Falar do Dia do Trabalho, hoje, pode se constituir um perigo de se cair no lugar comum, já tantas vezes repetido o tema, dos dias de luta por melhores condições, do papel das organizações e, sobretudo, da Igreja, a partir de Pio IX e Leão XIII, as encíclicas Rerum Novarum, Quadragesimum Annum e a Laborem Exercens.
Estamos nos albores do século XXI com um grande desafio para a civilização. Já Santo Tomas e os Escolásticos propugnavam, não para retirar Deus do Centro do Universo, mas para que se colocasse o Homem como o responsável para a ordem e a organização social e para o desenvolvimento da Terra e como o seu fim.
Dante punha na boca de Ulisses: “Considerai a vossa origem. Não fostes feitos para viver como os brutos, mas para seguir a virtude e a sabedoria.” (Cf. Inf. XXVI,118) Sendo livres, dom supremo de que somos dotados, temos a capacidade de decisão.
No entanto vemos como nos temos conduzido. O desenvolvimento científico e tecnológico se fez conjuntamente com as mais diversas e até contraditórias teses sociais sobre o comportamento humano na sociedade.

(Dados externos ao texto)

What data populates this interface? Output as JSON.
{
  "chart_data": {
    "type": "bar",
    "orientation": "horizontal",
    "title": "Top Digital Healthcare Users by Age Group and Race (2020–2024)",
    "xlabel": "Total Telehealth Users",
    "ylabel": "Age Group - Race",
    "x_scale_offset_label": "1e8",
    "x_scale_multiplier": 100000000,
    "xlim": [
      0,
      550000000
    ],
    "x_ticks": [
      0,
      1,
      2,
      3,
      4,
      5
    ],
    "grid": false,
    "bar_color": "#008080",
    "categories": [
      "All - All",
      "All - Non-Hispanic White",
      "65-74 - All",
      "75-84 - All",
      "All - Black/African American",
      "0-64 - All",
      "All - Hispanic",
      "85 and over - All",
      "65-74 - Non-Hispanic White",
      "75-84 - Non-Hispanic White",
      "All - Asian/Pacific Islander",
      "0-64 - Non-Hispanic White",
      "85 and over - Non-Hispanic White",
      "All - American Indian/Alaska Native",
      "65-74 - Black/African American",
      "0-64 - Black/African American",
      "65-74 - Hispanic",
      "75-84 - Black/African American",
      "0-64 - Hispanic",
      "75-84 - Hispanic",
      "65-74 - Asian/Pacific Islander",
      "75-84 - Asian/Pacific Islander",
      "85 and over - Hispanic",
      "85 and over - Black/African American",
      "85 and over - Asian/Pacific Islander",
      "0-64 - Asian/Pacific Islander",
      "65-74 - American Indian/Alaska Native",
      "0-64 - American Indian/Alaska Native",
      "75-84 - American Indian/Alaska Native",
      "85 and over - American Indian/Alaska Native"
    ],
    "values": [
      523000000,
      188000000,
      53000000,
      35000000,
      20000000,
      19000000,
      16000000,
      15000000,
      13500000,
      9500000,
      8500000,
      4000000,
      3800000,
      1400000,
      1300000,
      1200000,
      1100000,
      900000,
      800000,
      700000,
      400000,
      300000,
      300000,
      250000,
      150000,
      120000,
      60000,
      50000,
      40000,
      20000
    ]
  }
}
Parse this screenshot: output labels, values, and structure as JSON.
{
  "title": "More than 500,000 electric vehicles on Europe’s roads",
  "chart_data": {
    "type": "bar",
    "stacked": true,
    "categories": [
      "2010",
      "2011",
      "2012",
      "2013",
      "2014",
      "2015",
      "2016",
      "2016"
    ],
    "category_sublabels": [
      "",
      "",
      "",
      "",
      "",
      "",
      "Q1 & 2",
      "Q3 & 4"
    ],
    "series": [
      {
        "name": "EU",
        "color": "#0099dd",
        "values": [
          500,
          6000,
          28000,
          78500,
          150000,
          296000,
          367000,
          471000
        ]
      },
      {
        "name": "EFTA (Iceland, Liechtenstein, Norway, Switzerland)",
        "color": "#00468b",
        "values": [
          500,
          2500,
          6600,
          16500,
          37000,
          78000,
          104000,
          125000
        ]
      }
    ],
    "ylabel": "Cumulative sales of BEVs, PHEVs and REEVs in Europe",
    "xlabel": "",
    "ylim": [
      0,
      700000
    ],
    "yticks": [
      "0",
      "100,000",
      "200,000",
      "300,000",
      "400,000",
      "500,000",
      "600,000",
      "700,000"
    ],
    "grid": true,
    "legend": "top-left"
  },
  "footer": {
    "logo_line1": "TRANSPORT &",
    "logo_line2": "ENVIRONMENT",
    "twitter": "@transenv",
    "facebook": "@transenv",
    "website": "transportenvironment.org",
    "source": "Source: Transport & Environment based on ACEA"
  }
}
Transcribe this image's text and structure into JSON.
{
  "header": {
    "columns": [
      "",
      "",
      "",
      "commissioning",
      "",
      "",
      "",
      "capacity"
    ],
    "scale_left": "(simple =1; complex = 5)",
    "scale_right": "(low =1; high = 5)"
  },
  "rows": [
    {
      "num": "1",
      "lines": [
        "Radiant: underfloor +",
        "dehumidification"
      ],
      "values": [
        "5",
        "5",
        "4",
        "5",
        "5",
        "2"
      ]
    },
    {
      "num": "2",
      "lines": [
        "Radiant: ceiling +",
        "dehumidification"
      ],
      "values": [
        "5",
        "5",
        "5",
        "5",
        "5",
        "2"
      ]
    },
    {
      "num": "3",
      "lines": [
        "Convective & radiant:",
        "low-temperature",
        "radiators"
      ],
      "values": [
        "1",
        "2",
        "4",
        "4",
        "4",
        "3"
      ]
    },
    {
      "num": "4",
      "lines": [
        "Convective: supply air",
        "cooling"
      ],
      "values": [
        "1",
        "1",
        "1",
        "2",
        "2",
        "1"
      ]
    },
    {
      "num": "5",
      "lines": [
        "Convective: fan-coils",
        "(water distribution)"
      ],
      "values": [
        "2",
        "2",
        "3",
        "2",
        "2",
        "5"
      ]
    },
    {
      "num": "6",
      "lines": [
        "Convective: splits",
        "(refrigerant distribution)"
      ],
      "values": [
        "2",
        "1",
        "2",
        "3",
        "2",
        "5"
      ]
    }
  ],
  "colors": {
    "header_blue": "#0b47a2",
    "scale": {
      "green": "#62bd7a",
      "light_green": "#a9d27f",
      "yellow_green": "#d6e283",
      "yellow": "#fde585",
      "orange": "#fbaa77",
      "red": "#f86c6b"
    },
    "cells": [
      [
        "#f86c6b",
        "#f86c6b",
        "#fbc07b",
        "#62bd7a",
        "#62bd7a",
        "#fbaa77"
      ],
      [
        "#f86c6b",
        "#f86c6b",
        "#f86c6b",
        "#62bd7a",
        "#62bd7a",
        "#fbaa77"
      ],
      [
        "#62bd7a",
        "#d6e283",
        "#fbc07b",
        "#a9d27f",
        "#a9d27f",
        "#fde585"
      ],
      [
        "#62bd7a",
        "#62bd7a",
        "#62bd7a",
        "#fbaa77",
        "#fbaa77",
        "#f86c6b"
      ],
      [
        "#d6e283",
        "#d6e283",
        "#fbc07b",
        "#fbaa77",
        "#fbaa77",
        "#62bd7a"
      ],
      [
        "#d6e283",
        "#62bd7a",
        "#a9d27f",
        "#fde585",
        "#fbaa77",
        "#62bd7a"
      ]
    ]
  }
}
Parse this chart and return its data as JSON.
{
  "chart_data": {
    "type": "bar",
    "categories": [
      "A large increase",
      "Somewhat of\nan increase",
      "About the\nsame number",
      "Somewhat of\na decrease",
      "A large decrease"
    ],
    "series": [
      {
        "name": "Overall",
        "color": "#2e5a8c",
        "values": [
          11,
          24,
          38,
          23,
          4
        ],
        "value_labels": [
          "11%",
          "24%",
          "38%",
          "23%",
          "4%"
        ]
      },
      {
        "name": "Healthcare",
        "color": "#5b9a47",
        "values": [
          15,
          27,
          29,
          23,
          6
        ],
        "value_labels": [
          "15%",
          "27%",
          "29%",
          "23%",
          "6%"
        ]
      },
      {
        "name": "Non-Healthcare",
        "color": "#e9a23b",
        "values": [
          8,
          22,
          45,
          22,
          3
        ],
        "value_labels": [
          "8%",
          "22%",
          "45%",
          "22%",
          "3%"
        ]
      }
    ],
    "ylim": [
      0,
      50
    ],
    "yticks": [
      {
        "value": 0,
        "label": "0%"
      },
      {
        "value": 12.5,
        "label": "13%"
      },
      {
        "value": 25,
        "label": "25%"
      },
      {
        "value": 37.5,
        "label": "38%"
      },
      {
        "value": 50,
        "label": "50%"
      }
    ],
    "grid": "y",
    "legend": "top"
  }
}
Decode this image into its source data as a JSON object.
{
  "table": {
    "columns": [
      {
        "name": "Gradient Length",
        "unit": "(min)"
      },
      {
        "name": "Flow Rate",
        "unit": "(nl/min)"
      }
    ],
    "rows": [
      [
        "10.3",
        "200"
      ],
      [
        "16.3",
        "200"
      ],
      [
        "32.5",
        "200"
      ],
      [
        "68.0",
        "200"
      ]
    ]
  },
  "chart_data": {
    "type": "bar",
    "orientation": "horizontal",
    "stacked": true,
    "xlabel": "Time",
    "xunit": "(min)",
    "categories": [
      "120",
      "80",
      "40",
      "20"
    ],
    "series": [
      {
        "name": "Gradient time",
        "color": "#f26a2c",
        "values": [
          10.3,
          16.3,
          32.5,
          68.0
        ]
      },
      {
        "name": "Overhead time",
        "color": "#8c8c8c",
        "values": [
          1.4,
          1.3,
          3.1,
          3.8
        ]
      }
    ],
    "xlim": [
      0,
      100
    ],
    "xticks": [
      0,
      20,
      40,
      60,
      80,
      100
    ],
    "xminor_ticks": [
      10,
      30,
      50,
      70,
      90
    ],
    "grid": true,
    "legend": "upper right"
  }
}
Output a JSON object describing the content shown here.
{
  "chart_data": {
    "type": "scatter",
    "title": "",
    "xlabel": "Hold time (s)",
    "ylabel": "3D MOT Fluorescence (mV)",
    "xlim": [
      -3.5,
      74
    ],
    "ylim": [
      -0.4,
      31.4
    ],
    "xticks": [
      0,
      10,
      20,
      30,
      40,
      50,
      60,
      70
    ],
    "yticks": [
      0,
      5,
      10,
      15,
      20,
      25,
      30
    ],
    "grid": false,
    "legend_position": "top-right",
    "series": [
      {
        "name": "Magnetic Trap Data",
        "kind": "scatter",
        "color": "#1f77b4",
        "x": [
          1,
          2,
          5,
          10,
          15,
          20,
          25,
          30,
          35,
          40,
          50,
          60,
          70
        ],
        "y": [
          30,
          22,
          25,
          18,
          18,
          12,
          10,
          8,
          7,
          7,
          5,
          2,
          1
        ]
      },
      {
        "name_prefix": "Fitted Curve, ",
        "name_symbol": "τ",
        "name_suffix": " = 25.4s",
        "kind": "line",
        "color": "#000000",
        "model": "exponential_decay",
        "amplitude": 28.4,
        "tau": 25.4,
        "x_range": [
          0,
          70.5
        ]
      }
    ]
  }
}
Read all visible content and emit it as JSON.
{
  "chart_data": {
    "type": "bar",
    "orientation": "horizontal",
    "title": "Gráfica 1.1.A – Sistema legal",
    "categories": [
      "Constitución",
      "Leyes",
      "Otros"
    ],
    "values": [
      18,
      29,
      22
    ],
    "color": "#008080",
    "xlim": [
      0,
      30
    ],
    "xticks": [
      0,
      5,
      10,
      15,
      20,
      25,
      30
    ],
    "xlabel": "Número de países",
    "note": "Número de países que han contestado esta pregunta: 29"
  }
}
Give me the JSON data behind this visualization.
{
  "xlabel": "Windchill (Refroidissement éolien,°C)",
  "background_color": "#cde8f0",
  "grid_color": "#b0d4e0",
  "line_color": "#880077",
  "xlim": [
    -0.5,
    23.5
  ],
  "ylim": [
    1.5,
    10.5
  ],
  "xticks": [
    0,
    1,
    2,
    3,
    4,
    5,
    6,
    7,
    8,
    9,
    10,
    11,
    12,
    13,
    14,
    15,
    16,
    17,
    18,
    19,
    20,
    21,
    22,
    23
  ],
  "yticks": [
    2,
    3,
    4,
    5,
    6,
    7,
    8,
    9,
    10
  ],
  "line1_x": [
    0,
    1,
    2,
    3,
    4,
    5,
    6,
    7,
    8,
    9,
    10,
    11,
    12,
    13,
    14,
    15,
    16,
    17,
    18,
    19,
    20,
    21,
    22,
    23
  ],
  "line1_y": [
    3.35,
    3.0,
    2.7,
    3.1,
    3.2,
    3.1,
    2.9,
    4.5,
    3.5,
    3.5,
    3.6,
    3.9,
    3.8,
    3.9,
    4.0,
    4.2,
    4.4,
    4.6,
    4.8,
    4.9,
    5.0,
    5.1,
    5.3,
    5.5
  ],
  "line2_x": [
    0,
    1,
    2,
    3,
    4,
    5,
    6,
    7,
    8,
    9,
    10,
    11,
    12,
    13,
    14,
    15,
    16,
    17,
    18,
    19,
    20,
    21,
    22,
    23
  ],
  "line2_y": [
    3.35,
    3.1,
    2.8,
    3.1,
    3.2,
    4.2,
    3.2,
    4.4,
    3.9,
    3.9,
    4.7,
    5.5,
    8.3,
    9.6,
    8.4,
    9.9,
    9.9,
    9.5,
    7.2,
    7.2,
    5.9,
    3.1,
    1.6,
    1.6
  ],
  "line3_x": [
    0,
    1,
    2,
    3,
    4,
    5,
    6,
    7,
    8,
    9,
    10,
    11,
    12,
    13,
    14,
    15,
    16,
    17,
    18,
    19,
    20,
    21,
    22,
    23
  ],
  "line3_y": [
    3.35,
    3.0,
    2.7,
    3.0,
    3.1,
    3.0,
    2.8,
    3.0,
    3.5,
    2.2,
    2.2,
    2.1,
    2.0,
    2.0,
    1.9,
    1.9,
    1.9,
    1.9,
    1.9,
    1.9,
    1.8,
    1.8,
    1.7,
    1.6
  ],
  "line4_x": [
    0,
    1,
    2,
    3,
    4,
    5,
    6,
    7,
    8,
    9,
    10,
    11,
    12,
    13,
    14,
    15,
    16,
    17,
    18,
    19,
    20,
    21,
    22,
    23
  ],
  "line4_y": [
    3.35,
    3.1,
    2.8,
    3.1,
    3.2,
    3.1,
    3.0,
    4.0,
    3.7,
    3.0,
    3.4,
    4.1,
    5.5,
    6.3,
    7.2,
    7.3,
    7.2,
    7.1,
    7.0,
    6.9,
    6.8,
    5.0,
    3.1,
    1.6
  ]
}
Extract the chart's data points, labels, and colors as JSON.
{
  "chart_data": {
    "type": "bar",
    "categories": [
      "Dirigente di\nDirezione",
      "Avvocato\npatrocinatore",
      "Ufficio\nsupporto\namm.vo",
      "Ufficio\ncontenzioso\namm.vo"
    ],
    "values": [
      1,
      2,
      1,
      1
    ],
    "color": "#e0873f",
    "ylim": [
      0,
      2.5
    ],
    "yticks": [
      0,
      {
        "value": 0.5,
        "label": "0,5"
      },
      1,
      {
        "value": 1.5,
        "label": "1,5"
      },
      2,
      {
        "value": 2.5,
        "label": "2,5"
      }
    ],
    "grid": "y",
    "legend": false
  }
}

Chegamos assim nos dias atuais numa encruzilhada. Temos de tomar uma decisão entre as duas vertentes que se põem à nossa frente e que repercutem profundamente em nossa vida social e individual. Uma é a supremacia tecnológica com a concentração do poder econômico. A outra, o Homem, o respeito à sua dignidade.
Já estamos sentindo os efeitos da primeira. O Estado, que até então representava a segurança da ordem, ele próprio vem sendo subordinado ao poderio econômico e à concentração da riqueza, derivada, sobretudo, do domínio da ciência e da técnica. Desaparece num universalismo.
O homem em sua dignidade vem sendo desprezado e postergado na sociedade burguesa-capitalista, hoje, chamada docemente de neo-liberal.
Marx e Engels no Manifesto Comunista já descreviam a transformação do mundo num mercado submetido à exploração econômica da burguesia. E isso levava a uma universalização dos costumes e da cultura.
Não se deu atenção a isso. As leis e as doutrinas sobre o mundo trabalhador ainda se faziam à luz do advento da mecânica, da industrialização que se incrementara a partir do século XVIII. O homem e a máquina. A máquina como necessária ao desenvolvimento de um mercado, mas ainda num universo onde era precisa a presença do trabalho. Urgia uma proteção ao trabalhador nas condições materiais mínimas de vida. Seu salário, moradia e condições físicas de esforço e saúde.
Tudo isso ainda é urgente, especialmente pelo crescimento populacional. Agrava-o, porém um fator muito mais forte e que transparece no desemprego e nas condições ofertadas de trabalho, com os permissivos legais encapados sob forma de manutenção de emprego: redução salarial, jornadas anômalas e exigências de cultura e conhecimento que são sonegadas pela falta de escolas e de desenvolvimento.O homem não só virou máquina, mas a produção pode viver sem ele através da eletrônica.
O que se comemorar no Dia do Trabalho. Difícil dizer, a não ser que a dignidade humana se reflete no trabalho. E assim sendo, como Homens dotados da liberdade, do conhecimento da sabedoria, não podemos cruzar os braços.
Só um mundo solidário à luz do Evangelho poderá conduzir a Humanidade a dias melhores. É a esse trabalho que devemos nos propor, sobretudo na reconstrução da sociedade, preservando a dignidade humana, a comunhão dos bens e serviços públicos e a igualdade social.
A nossa comemoração não poderá se traduzir em festa, senão na consciência do dever de exigir que o Homem seja o centro do Universo, que nossos direitos sejam respeitados, que acima da economia se ponha a Pessoa.